Grauzonen des Nachtlebens
Schwül und schwer lastet die Luft, schummriges Licht verheisst Dekadenz und Morbidität. Halbnackte Leiber mit verzerrten Fratzen räkeln und rangeln sich lasziv auf roten Podesten. Schwarzgewandete Paare winden sich zur dröhnenden Musik in skulpturhaften Posen und obsessiven Verrenkungen, fordern sich beschwörend heraus, fliehen einander in melancholischen Bewegungen. Als zehnköpfige Chorus Line unterbrechen sie ballettös-marionettenhaft die einsamen Tänze jener triebhaften Schattenreiche, in denen die Tanzrevuen der Golden Twenties anklingen.

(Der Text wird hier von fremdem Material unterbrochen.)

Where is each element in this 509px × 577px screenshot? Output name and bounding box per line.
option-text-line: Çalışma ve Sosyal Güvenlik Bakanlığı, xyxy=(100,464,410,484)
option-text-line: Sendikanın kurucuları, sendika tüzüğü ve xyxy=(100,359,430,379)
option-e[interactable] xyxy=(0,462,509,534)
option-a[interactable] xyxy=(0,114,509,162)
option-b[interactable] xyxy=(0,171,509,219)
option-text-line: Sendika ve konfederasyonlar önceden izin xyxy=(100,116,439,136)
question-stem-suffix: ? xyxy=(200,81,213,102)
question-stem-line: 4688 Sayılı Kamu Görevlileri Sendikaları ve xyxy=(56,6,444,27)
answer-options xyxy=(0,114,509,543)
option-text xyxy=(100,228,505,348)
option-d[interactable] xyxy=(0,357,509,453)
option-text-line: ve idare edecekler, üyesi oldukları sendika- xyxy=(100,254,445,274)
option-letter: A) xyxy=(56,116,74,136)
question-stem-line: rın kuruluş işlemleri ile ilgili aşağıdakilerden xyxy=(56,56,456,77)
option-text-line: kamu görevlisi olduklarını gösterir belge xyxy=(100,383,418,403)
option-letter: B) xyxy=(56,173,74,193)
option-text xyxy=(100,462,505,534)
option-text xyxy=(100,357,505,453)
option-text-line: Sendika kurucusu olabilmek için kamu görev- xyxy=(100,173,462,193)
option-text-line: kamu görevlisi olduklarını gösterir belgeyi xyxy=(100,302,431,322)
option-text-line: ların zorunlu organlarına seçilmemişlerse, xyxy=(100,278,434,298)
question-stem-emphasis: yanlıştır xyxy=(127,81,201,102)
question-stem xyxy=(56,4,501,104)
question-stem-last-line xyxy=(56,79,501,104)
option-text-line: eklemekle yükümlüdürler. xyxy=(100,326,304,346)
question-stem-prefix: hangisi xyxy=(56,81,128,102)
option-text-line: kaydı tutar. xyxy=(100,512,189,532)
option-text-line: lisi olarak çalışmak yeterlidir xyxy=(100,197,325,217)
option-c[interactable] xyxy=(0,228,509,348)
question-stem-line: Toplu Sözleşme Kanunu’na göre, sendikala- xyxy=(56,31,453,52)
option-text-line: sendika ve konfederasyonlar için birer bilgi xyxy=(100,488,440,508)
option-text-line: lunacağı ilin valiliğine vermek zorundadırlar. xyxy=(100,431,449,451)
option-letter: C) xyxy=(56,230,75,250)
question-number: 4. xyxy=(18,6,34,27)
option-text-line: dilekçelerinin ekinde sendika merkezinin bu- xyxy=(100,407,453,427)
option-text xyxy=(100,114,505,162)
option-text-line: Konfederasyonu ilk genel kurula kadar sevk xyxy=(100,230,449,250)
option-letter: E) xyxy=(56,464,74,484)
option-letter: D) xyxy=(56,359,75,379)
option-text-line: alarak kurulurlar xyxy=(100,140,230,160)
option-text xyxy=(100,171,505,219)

Lea Anderson liess sich hier eindeutig von den Variétés und Cabaretshows der 20er-Jahre inspirieren. Stilisiert, persifliert und exaltiert zu einer Tour- de-Force schwerlastiger Tanznummern, lässt sie im Zwielicht einer irre gewordenen Zeit die Grauzonen dieses Nachtlebens Revue passieren. Dabei bewegt sich ihre Choreografie zwischen Leidensbildern der Erotik und lasterhaftem Sentiment, zwischen Dada und exzentrischer Monotonie, während das wuselige Umbauen und Umkleiden die schräg-dumpfe Atmosphäre immer wieder stört. Doch stets schrammt und kratzt die Nadel, während das clownsgesichtige, befrackte Musikerduo «The Victims of Death» unermüdlich mit Akkordeon, Saxophon und Keyboard melodisch diese fehlgeleiteten Gefühle beschwört.

Grossartiger Tanz-Mix: die französische Compagnie Accrorap 2001 an den Berner Tanztagen.
Grossartiger Tanz-Mix: die französische Compagnie Accrorap 2001 an den Berner Tanztagen.
Nachtschattengewächse düsterer Revuen: The Cholmondeleys 2001 an den Berner Tanztagen.
Nachtschattengewächse düsterer Revuen: The Cholmondeleys 2001 an den Berner Tanztagen.